Effectuées au sein de la Mayo Clinic de Rochester (Minnesota, États-Unis) en collaboration avec le Centre Cardiovasculaire d’Alost (Belgique), les recherches en question ont conduit au développement de la plate-forme technologique de Cardio3 BioSciences, destinée à reprogrammer les cellules souches du patient lui-même pour reconstituer du tissu musculaire cardiaque. L’utilisation de cellules souches du patient lui-même pour la régénération du tissu cardiaque n’est pas vraiment une nouveauté. Mais jusqu’à présent, on se heurtait à une difficulté, certains facteurs propres au patient entraînant une limitation de l’efficacité du processus. Les chercheurs belgo-américains ont donc étudié très méthodiquement le moyen d’optimiser cette efficacité. Dans le cadre de ces travaux d’avant-garde, ils sont parvenus à identifier un processus faisant intervenir un cocktail de facteurs de croissance qui permet de modifier le devenir de cellules souches dites mésenchymateuses (CSM). Ces cellules souches mésenchymateuses, peu différenciées (c’est-à-dire peu ou pas spécialisées), peuvent être prélevées dans la moelle osseuse des patients. Après traitement selon le procédé mis au point par Cardio3 Biosciences, qui constitue une sorte de programmation de leur différenciation, elles peuvent donner des cellules précurseurs des cellules cardiaques.

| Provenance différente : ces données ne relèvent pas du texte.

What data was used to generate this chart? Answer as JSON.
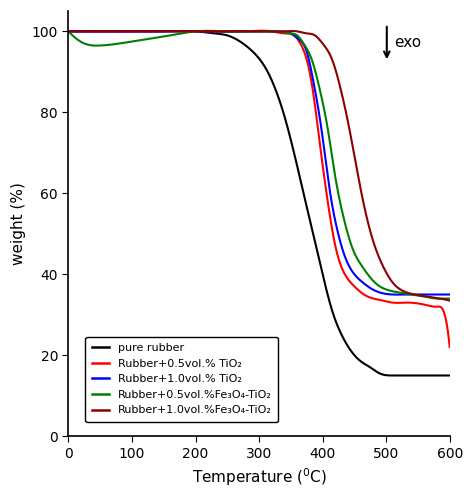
{
  "xlabel": "Temperature (°C)",
  "ylabel": "weight (%)",
  "xlim": [
    0,
    600
  ],
  "ylim": [
    0,
    105
  ],
  "yticks": [
    0,
    20,
    40,
    60,
    80,
    100
  ],
  "xticks": [
    0,
    100,
    200,
    300,
    400,
    500,
    600
  ],
  "legend": [
    {
      "label": "pure rubber",
      "color": "black"
    },
    {
      "label": "Rubber+0.5vol.% TiO₂",
      "color": "red"
    },
    {
      "label": "Rubber+1.0vol.% TiO₂",
      "color": "blue"
    },
    {
      "label": "Rubber+0.5vol.%Fe₃O₄-TiO₂",
      "color": "green"
    },
    {
      "label": "Rubber+1.0vol.%Fe₃O₄-TiO₂",
      "color": "darkred"
    }
  ],
  "curves": {
    "black": {
      "x": [
        0,
        50,
        100,
        150,
        200,
        230,
        250,
        270,
        290,
        310,
        325,
        340,
        355,
        370,
        385,
        400,
        415,
        430,
        445,
        460,
        475,
        490,
        510,
        530,
        550,
        570,
        590,
        600
      ],
      "y": [
        100,
        100,
        100,
        100,
        100,
        99.5,
        99,
        97.5,
        95,
        91,
        86,
        79,
        70,
        60,
        50,
        40,
        31,
        25,
        21,
        18.5,
        17,
        15.5,
        15,
        15,
        15,
        15,
        15,
        15
      ]
    },
    "red": {
      "x": [
        0,
        100,
        200,
        280,
        320,
        340,
        355,
        365,
        375,
        385,
        395,
        408,
        420,
        435,
        450,
        465,
        480,
        495,
        510,
        530,
        560,
        580,
        590,
        600
      ],
      "y": [
        100,
        100,
        100,
        100,
        100,
        99.5,
        99,
        97,
        93,
        85,
        73,
        58,
        47,
        40,
        37,
        35,
        34,
        33.5,
        33,
        33,
        32.5,
        32,
        31,
        22
      ]
    },
    "blue": {
      "x": [
        0,
        100,
        200,
        300,
        330,
        350,
        363,
        375,
        385,
        398,
        410,
        423,
        436,
        450,
        463,
        476,
        490,
        510,
        530,
        550,
        570,
        590,
        600
      ],
      "y": [
        100,
        100,
        100,
        100,
        100,
        99.5,
        98,
        95,
        88,
        76,
        62,
        51,
        44,
        40,
        38,
        36.5,
        35.5,
        35,
        35,
        35,
        35,
        35,
        35
      ]
    },
    "green": {
      "x": [
        0,
        10,
        25,
        50,
        80,
        120,
        160,
        200,
        250,
        300,
        330,
        350,
        360,
        370,
        383,
        395,
        408,
        420,
        433,
        448,
        462,
        476,
        490,
        505,
        520,
        540,
        560,
        580,
        595,
        600
      ],
      "y": [
        100,
        98.5,
        97,
        96.5,
        97,
        98,
        99,
        100,
        100,
        100,
        100,
        99.5,
        99,
        97,
        93,
        86,
        76,
        64,
        54,
        46,
        42,
        39,
        37,
        36,
        35.5,
        35,
        34.5,
        34,
        34,
        34
      ]
    },
    "darkred": {
      "x": [
        0,
        100,
        200,
        300,
        340,
        360,
        375,
        388,
        400,
        415,
        428,
        442,
        455,
        468,
        482,
        495,
        510,
        525,
        545,
        565,
        585,
        600
      ],
      "y": [
        100,
        100,
        100,
        100,
        100,
        100,
        99.5,
        99,
        97,
        93,
        86,
        76,
        65,
        55,
        47,
        42,
        38,
        36,
        35,
        34.5,
        34,
        33.5
      ]
    }
  }
}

Des contrôles et des tests

L’acquisition des propriétés caractéristiques de ces cellules précurseurs a fait l’objet d’un nombre impressionnant de contrôles, ce qui représente déjà un exploit scientifique et technique en soi. Restait à tester leur efficacité biologique avant de pouvoir en faire un véritable traitement en médecine humaine. Pour cette vérification, elles ont été injectées à des souris atteintes d’un dysfonctionnement cardiaque comparable à celui que l’on rencontre chez des patients en phase chronique post-infarctus. Elles ont permis d’améliorer la fonction cardiaque en repeuplant le tissu cicatriciel dû à l’infarctus et en générant de nouveaux vaisseaux sanguins. Cela a conduit à réduire la cicatrice et à reconstruire chez ces animaux du tissu cardiaque humain fonctionnel. Les animaux traités ont affiché à l’échographie une amélioration de la fonction cardiaque. Leurs cœurs ont ensuite été examinés au microscope, ce qui a confirmé certaines données déjà acquises en échographie.

Cardio3 BioSciences a ensuite contribué au développement de cette technologie avec la conduite récente d’un essai clinique mené auprès de 45 patients européens souffrant d’insuffisance cardiaque. Les tests ont montré que son produit phare C-Cure présente un très bon profil de sécurité et on a observé des tendances positives et encourageantes sur les paramètres physiologiques et cliniques de la fonction cardiaque, ainsi que le laissaient espérer les données provenant de modèles animaux. L’action régénératrice  unique de C-Cure sur le muscle cardiaque devrait montrer des bénéfices cliniques dans le programme de phase III.

Un progrès remarquable

On se trouve donc probablement, grâce à ces travaux, devant un progrès potentiellement remarquable. Mais comme toujours en médecine, il faudra encore du temps pour que cela devienne un traitement de routine, si les données se confirment. De nouvelles questions se posent d’ailleurs. Ainsi, seules des cellules souches mésenchymateuses provenant de certains patients ont montré une capacité suffisante à donner des précurseurs de cellules cardiaques. Et il est pour l’instant impossible de prédire quelles sont les personnes dont les cellules ont un tel potentiel et quelles sont celles chez lesquelles le procédé, dans son état actuel, ne donne pas les résultats espérés. Cet aspect important devrait encore être exploré. Mais on peut franchement saluer le travail accompli jusqu’ici.

La rédaction
Behfar A,Yamada S, Crespo-Diaz R et al.Guided Cardiopoiesis Enhances Therapeutic Benefit of Bone Marrow Human Mesenchymal Stem Cells in Chronic Myocardial Infarction. Journal of the American College of Cardiology 2010; 56: 721-34.

Marban E, Konstantinos M. Boot Camp for Mesenchymal Stem Cells. Journal of the American College of Cardiology 2010; 56: 735-9.